There is a race condition here where another thread frees cfi between the time that you took it from the linked list and this reference count increase.

Anyway, I'm sorry for not having looked more closely before, but the whole logic of the cpufreq_info life cycle feels a bit off to me right now.

It looks like you're trying to do a lazy one-time initialization of all cpufreq_info objects that are ever required in hud_get_num_cpufreq.

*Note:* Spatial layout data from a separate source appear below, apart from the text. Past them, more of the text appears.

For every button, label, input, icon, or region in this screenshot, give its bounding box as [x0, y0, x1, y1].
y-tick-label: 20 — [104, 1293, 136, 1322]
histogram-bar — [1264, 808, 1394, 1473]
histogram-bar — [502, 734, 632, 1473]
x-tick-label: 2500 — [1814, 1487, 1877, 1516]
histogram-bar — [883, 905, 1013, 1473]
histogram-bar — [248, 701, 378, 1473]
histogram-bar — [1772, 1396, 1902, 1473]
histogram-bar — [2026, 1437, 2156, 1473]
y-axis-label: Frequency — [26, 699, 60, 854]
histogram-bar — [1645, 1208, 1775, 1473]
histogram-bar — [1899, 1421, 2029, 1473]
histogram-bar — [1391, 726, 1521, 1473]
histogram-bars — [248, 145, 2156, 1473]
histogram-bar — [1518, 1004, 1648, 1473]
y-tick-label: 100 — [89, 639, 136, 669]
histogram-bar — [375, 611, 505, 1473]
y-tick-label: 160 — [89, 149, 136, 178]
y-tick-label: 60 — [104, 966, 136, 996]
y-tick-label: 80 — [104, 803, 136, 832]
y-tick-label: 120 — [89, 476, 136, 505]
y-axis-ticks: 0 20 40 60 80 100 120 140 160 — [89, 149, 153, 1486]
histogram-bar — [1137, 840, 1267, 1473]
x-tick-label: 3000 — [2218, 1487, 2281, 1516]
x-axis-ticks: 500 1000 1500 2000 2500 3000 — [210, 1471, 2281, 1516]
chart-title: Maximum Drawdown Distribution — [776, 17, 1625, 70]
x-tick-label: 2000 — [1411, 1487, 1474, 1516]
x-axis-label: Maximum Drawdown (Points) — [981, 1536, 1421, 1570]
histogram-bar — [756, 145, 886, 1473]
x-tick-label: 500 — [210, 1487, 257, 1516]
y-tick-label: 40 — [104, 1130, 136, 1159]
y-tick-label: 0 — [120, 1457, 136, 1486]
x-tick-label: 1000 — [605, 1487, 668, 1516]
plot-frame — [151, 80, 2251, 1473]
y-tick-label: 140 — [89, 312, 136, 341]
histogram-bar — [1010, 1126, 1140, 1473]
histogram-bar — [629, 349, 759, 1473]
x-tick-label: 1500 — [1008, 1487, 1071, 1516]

That's fine as a pattern, but then you simply shouldn't ever free those objects in free_query_data.

You'd keep them around until program exit; they will appear in a leak check as "still reachable" (and that only if the HUD was used), which is fine in my book.

Then the only thing you need to mutex-protect is the initialization, to ensure that it happens exactly once and that nobody tries to find_cfi_index until the list is initialized.


    gr->query_data = cfi;
    gr->query_new_value = query_cfi_load;

@@ -180,8 +196,12 @@ add_object(const char *name, const char *fn, int objmode, 
int cpu_index)
    strcpy(cfi->sysfs_filename, fn);
    cfi->mode = objmode;
    cfi->cpu_index = cpu_index;
+   pipe_reference_init(&cfi->refcnt, 1);
+
+   pipe_mutex_lock(gcpufreq_mutex);
    list_addtail(&cfi->list, &gcpufreq_list);
    gcpufreq_count++;
+   pipe_mutex_unlock(gcpufreq_mutex);
 }

 /**
@@ -205,6 +225,7 @@ hud_get_num_cpufreq(bool displayhelp)
    /* Scan /sys/devices.../cpu, for every object type we support, create
     * and persist an object to represent its different metrics.
     */
+   pipe_mutex_init(gcpufreq_mutex);
    list_inithead(&gcpufreq_list);
    DIR *dir = opendir("/sys/devices/system/cpu");

There's a closedir missing.

I'm going to skip the other files because I believe they follow a similar pattern. Just one more thing: as it stands, the query_*_load functions will also go wonky when multiple contexts are actually used to show a HUD at the same time. I don't think it hurts the stability of the program, but it might lead to confusing output when the values of e.g. dsi->last_stat and dsi->last_time will interfere between multiple HUD contexts.